Activin A stimulates IκB-α/NFκB and rank expression for osteoclast differentiation, but not AKT survival pathway in osteoclast precursors

Abstract

Recent studies have reported that activin A enhances osteoclastogenesis in cultures of mouse bone marrow cells stimulated with receptor activator of nuclear factor‐κB ligand (RANKL) and macrophage colony‐stimulating factor (M‐CSF). However, the exact mechanisms by which activin A functions during osteoclastogenesis are not clear. RANKL stimulation of RANK/TRAF6 signaling increases nuclear factor‐κB (NFκB) nuclear translocation and activates the Akt/PKB cell survival pathway.
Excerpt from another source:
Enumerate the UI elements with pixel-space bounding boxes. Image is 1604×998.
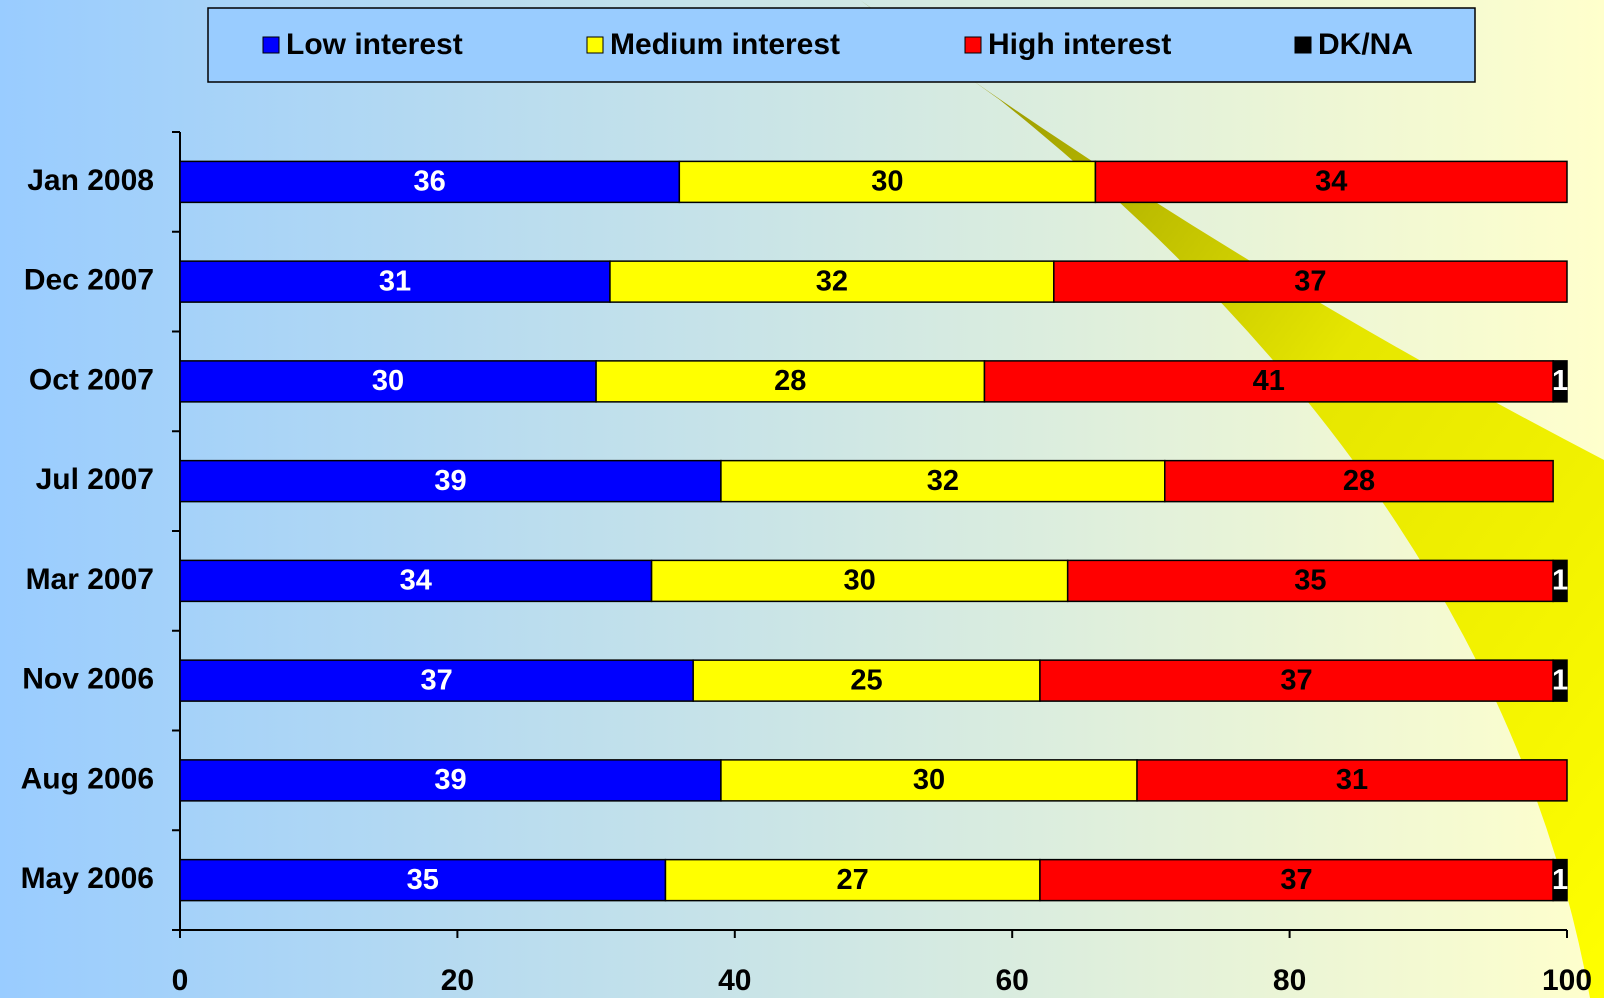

Here we report that activin A alone activates IκB‐α, and stimulates nuclear translocation of NFκB and receptor activator of nuclear factor‐κB (RANK) expression for osteoclastogenesis, but not Akt/PKB survival signal transduction including BAD and mammalian target of rapamycin (mTOR) for survival in osteoclast precursors in vitro. Activin A alone failed to activate Akt, BAD, and mTOR by immunoblotting, and it also failed to prevent apoptosis in osteoclast precursors. While activin A activated IκB‐α and induced nuclear translocation of phosphorylated‐NFκB, and it also enhanced RANK expression in osteoclast precursors. Moreover, activin A enhanced RANKL‐ and M‐CSF‐stimulated nuclear translocation of NFκB. Our data suggest that activin A enhances osteoclastogenesis treated with RANKL and M‐CSF via stimulation of RANK, thereby increasing the RANKL stimulation. Activin A alone activated the NFκB pathway, but not survival in osteoclast precursors in vitro, but it is, thus, insufficient as a sole stimulus to osteoclastogenesis. J. Cell. Biochem. 90: 59–67, 2003. © 2003 Wiley‐Liss, Inc.